Stretched Supply Chains
The partnership comes as retailers face increasing supply chain headaches ahead of the holiday shopping season, with at least 375 container ships currently waiting off ports around the world. Raj Patel, senior director of 3PL industry strategy at supply chain management company Blue Yonder, told PYMNTS last month that he expects the next 12 to 18 months to continue to be a struggle for retailers who have already spent the last 18 months adapting.
“I know these words are overused, but they definitely need to be more agile and resilient, because we don’t know what the next 18 months are going to hold,” Patel said. “Is the trend going to continue? Is it going to change?
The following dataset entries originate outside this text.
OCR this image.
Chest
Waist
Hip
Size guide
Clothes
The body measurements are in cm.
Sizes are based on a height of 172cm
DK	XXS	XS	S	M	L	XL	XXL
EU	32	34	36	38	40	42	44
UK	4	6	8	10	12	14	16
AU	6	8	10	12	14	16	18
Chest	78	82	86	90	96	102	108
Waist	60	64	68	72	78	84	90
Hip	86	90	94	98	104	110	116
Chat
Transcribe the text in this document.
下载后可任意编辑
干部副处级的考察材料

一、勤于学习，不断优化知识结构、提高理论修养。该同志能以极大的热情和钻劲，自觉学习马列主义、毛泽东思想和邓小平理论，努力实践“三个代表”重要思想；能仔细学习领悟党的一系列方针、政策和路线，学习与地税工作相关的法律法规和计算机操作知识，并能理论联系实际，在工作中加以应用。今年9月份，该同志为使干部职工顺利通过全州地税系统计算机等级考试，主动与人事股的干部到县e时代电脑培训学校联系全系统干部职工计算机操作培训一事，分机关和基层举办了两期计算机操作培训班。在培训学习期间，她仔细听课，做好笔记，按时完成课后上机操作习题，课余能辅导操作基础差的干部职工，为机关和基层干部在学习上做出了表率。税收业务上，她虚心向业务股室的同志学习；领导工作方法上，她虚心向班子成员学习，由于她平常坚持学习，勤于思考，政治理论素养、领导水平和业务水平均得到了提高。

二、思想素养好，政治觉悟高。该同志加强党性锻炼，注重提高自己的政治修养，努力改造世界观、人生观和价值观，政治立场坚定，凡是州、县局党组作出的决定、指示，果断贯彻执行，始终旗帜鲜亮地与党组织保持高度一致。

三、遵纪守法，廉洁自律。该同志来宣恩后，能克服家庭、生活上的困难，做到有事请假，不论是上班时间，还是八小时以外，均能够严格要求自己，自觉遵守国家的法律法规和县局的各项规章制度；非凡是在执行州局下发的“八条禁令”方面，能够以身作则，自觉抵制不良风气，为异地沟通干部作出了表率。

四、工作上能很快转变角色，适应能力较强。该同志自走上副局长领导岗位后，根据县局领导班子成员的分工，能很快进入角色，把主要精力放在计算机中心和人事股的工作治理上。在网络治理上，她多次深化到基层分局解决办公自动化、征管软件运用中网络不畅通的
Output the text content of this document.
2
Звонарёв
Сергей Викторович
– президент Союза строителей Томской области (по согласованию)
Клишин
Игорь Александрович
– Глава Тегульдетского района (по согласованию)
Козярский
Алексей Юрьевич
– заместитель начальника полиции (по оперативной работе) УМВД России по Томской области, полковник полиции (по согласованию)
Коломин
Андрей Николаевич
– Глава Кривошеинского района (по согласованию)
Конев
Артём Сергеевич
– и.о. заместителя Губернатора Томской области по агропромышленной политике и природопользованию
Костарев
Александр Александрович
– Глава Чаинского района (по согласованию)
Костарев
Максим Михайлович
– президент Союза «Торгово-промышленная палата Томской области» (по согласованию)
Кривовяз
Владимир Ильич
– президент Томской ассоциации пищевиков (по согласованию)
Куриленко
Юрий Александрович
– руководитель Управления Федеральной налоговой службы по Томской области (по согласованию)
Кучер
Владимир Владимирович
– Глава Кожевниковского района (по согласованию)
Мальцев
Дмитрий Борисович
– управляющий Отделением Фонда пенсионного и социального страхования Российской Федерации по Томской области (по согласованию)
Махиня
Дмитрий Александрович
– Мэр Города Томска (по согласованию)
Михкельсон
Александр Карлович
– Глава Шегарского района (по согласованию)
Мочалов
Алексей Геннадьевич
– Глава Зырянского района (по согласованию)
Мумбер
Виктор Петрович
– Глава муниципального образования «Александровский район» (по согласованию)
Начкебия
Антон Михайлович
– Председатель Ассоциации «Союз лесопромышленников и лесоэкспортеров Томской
What’s going to be the next thing? It’s hard to predict.”
Salesforce projected in July that costs across the retail supply chain will increase by $223 billion in the second half of 2021 because of challenges faced by logistics companies, manufacturers and stores — and that cost is expected to be borne at every level, from suppliers to consumers.
“Retailers are really starting to get scrappy and trying to get creative, but it’s much more focused on the inbound logistics and getting it to the retailer’s property than last year, where it was the last mile,” said Rob Garf, vice president and general manager of retail at Salesforce.
And looking ahead, Scott Price, president of UPS International, told the Financial Times that the crisis brought on by the pandemic will likely inflict lasting damage on globalization as retailers and manufacturers consider more regional supply chains going forward.
“A lot of companies are coming to us saying ‘where is the best place to put manufacturing and assembly?’” he said. “There’s an understanding that reliance on stretched supply chains puts you at risk.”